The value of the financial package being thrown at the crisis is now over £400 billion, an unfathomably largely sum of money. Having said that, the National Audit Office estimates that the money provided by the government in 2008 to save the banks amounted to £1,162 billion – approaching three times as much. (In these circumstances, it is not hard to see why many people are unhappy that the banks now seem so unwilling to hand out to businesses the money that Sunak has expressly made available for them in the current health and economic crisis.) As Elliott observed, Sunak would “be aware the the risks of doing too little too late are far greater than those of doing too much too soon”. Which is why he did what he did. Let’s hope it eventually – and soon! – works out better than appears to have been the case so far.
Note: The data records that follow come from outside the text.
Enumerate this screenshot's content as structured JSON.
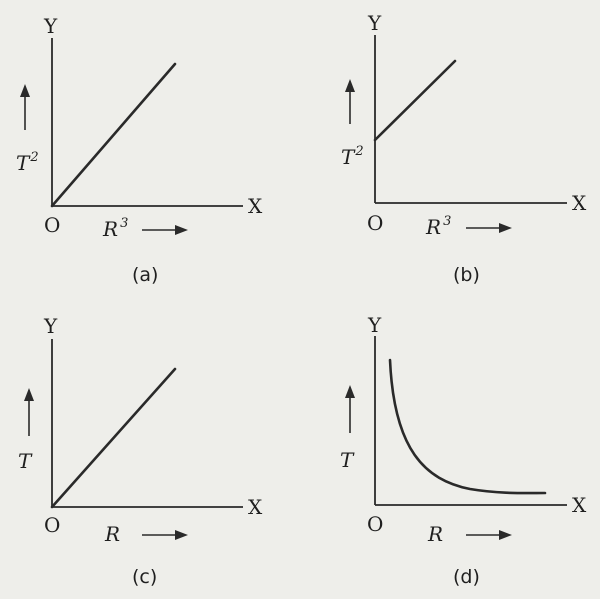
{
  "panels": [
    {
      "id": "a",
      "caption": "(a)",
      "y_axis": "Y",
      "x_axis": "X",
      "origin": "O",
      "y_var": "T",
      "y_exp": "2",
      "x_var": "R",
      "x_exp": "3",
      "relation": "line through origin"
    },
    {
      "id": "b",
      "caption": "(b)",
      "y_axis": "Y",
      "x_axis": "X",
      "origin": "O",
      "y_var": "T",
      "y_exp": "2",
      "x_var": "R",
      "x_exp": "3",
      "relation": "line with positive intercept"
    },
    {
      "id": "c",
      "caption": "(c)",
      "y_axis": "Y",
      "x_axis": "X",
      "origin": "O",
      "y_var": "T",
      "y_exp": "",
      "x_var": "R",
      "x_exp": "",
      "relation": "line through origin"
    },
    {
      "id": "d",
      "caption": "(d)",
      "y_axis": "Y",
      "x_axis": "X",
      "origin": "O",
      "y_var": "T",
      "y_exp": "",
      "x_var": "R",
      "x_exp": "",
      "relation": "decreasing hyperbola-like curve"
    }
  ]
}
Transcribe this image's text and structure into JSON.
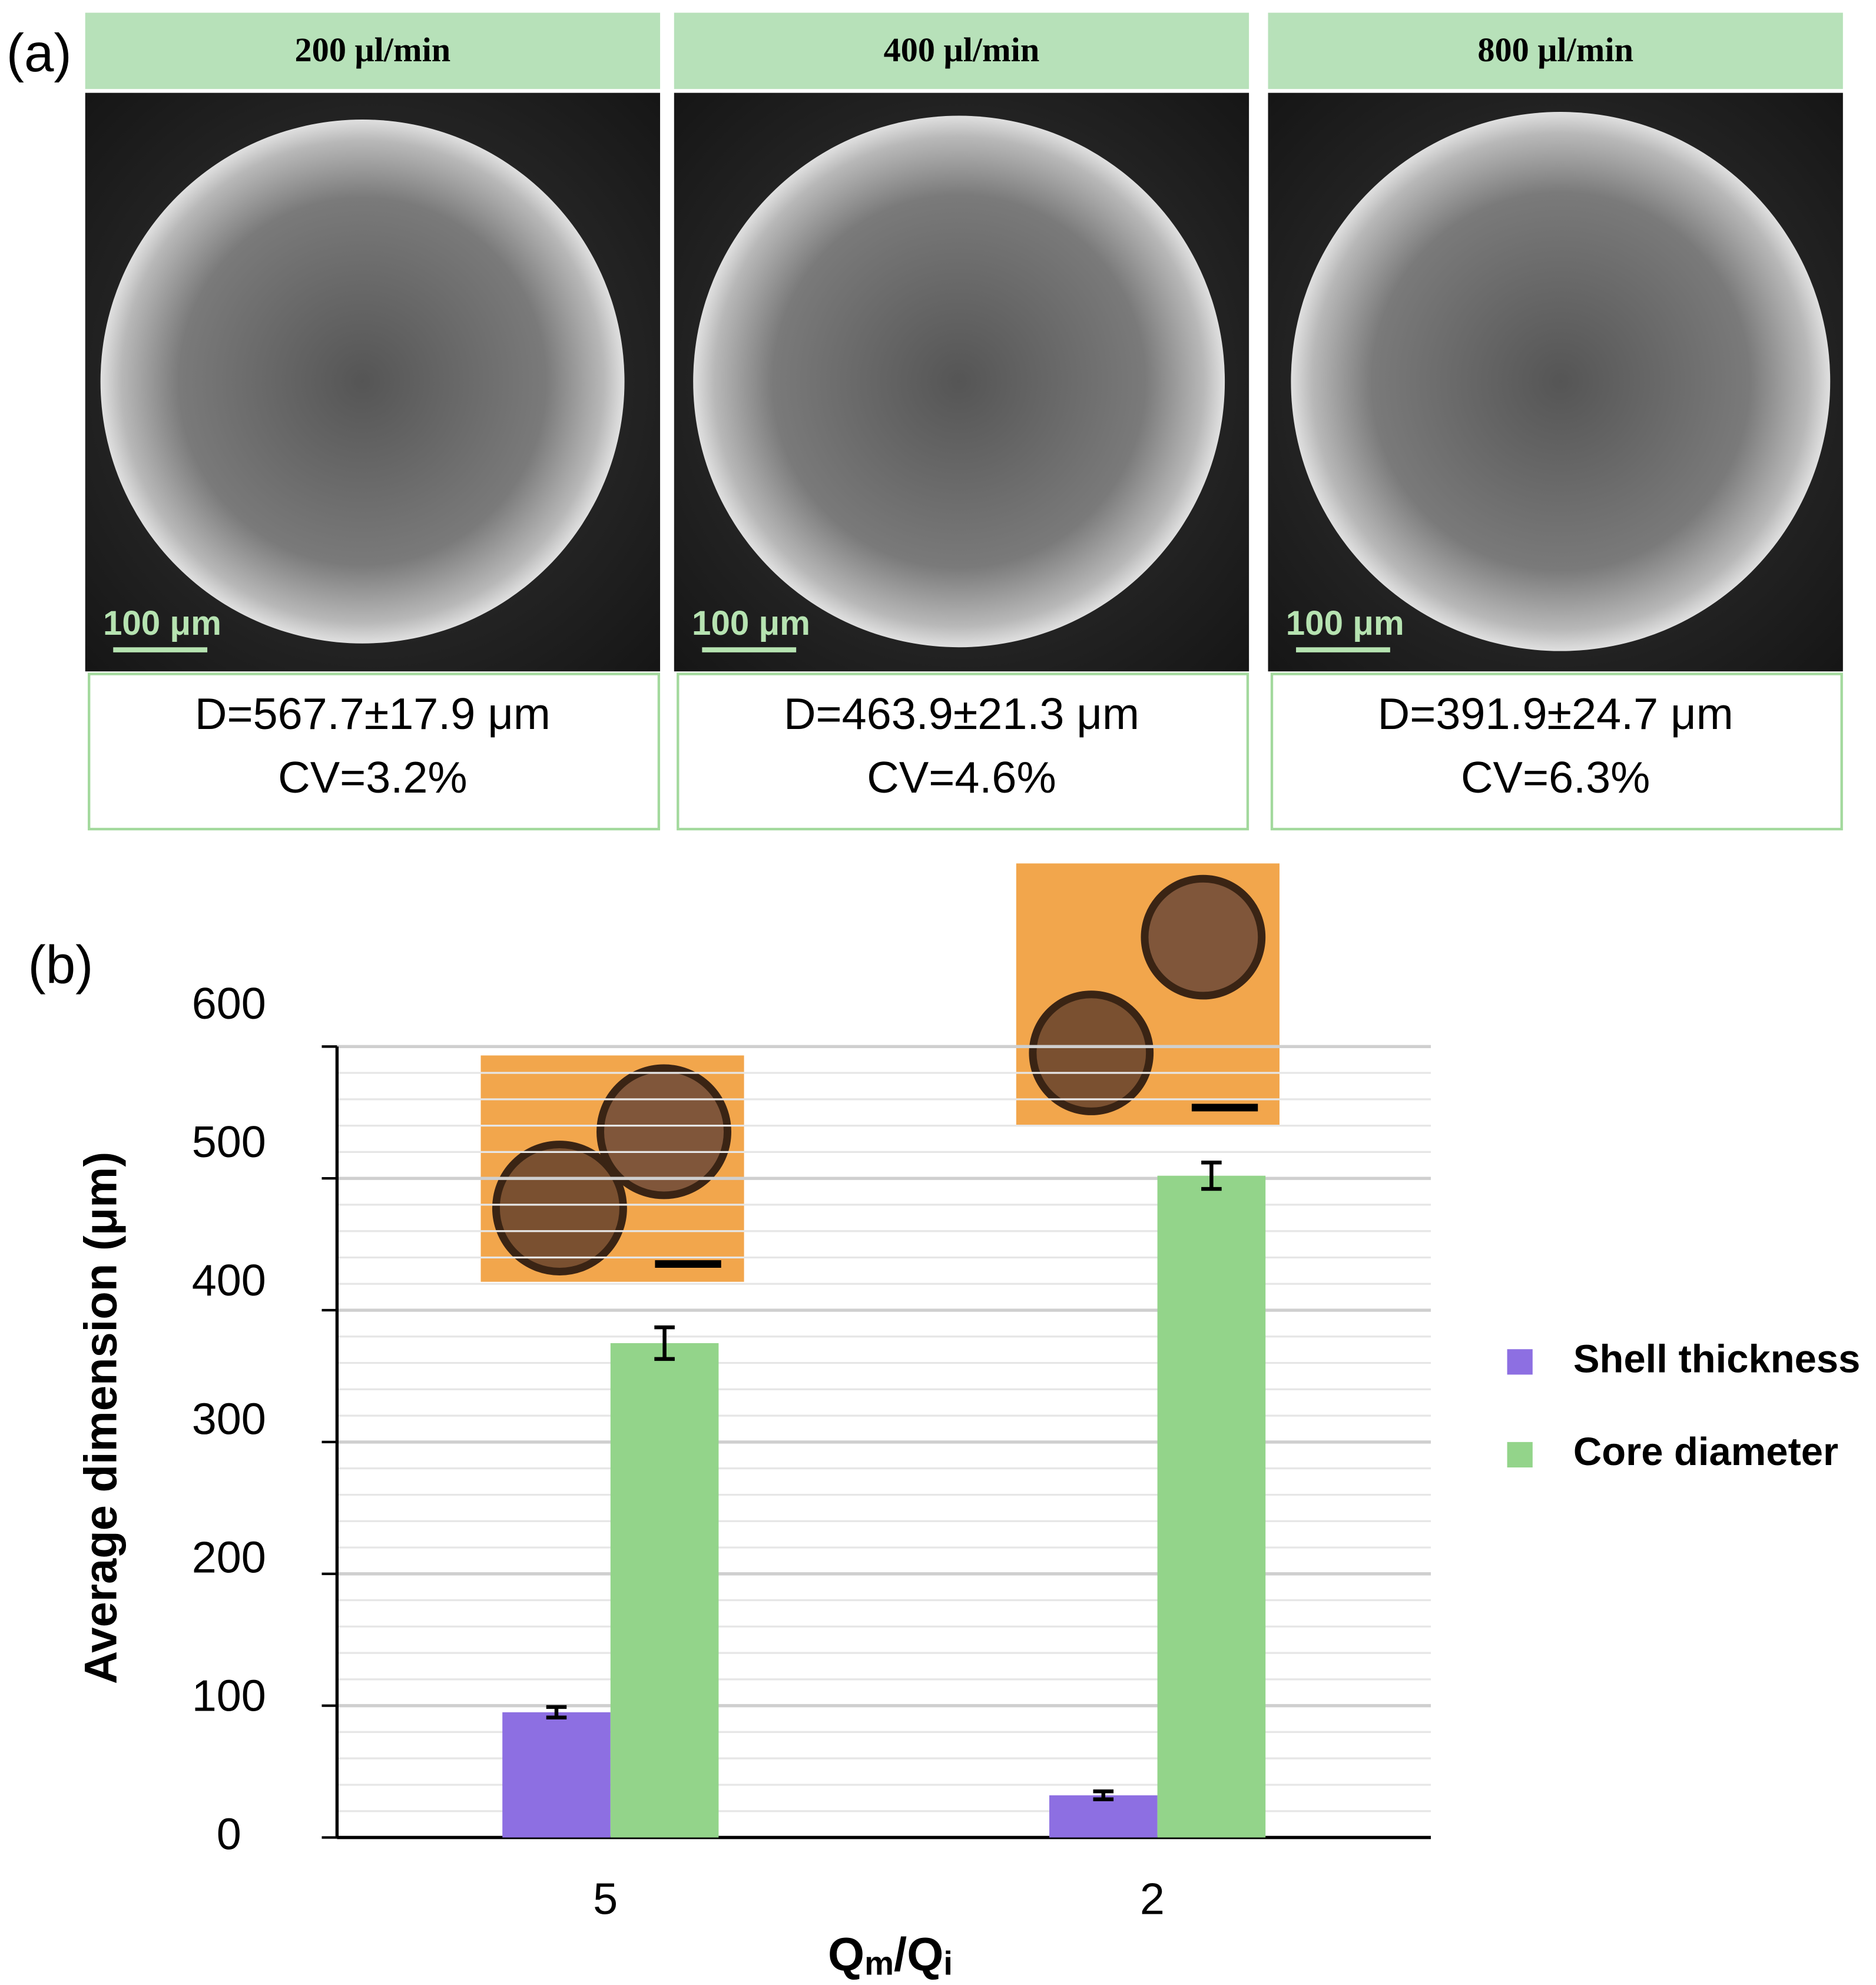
{
  "panel_a": {
    "label": "(a)",
    "panels": [
      {
        "flow_rate": "200 μl/min",
        "scale_bar": "100 μm",
        "diameter": "D=567.7±17.9 μm",
        "cv": "CV=3.2%"
      },
      {
        "flow_rate": "400 μl/min",
        "scale_bar": "100 μm",
        "diameter": "D=463.9±21.3 μm",
        "cv": "CV=4.6%"
      },
      {
        "flow_rate": "800 μl/min",
        "scale_bar": "100 μm",
        "diameter": "D=391.9±24.7 μm",
        "cv": "CV=6.3%"
      }
    ]
  },
  "chart_data": {
    "type": "bar",
    "panel_label": "(b)",
    "ylabel": "Average dimension  (μm)",
    "xlabel": [
      "Q",
      "m",
      "/Q",
      "i"
    ],
    "categories": [
      "5",
      "2"
    ],
    "series": [
      {
        "name": "Shell thickness",
        "color": "#8d6fe2",
        "values": [
          95,
          32
        ],
        "errors": [
          4,
          3
        ]
      },
      {
        "name": "Core diameter",
        "color": "#93d48a",
        "values": [
          375,
          502
        ],
        "errors": [
          12,
          10
        ]
      }
    ],
    "ylim": [
      0,
      600
    ],
    "yticks": [
      0,
      100,
      200,
      300,
      400,
      500,
      600
    ],
    "grid": true,
    "legend": "right"
  }
}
As for the UK’s biggest bank of all, the Bank of England, it may come to pass that it is effectively ordered by the government to print money, which would inevitably call into question the Bank’s independence. Sunak has committed to pay off his ‘overdraft’ by the end of the year, but circumstances might change and he might like to extend it a bit longer given that he’s borrowing at a rate of 0.1%. The news he received on Tuesday was not designed to improve his wellbeing either. The International Monetary Fund (IMF) predicted that the UK economy will contract by 6.5% this year. (Given that the prediction for Germany was a 7% decline, we are not the back-marker.) Closer to home, though, the Office for Budgetary Responsibility (OBR) thinks things could get twice as bad as that. Whichever forecast you choose to believe, if either, the only certainty is that a breakout from decline will only start to occur once elements of the lockdown are relaxed and the economy gets moving again. Which is another subject.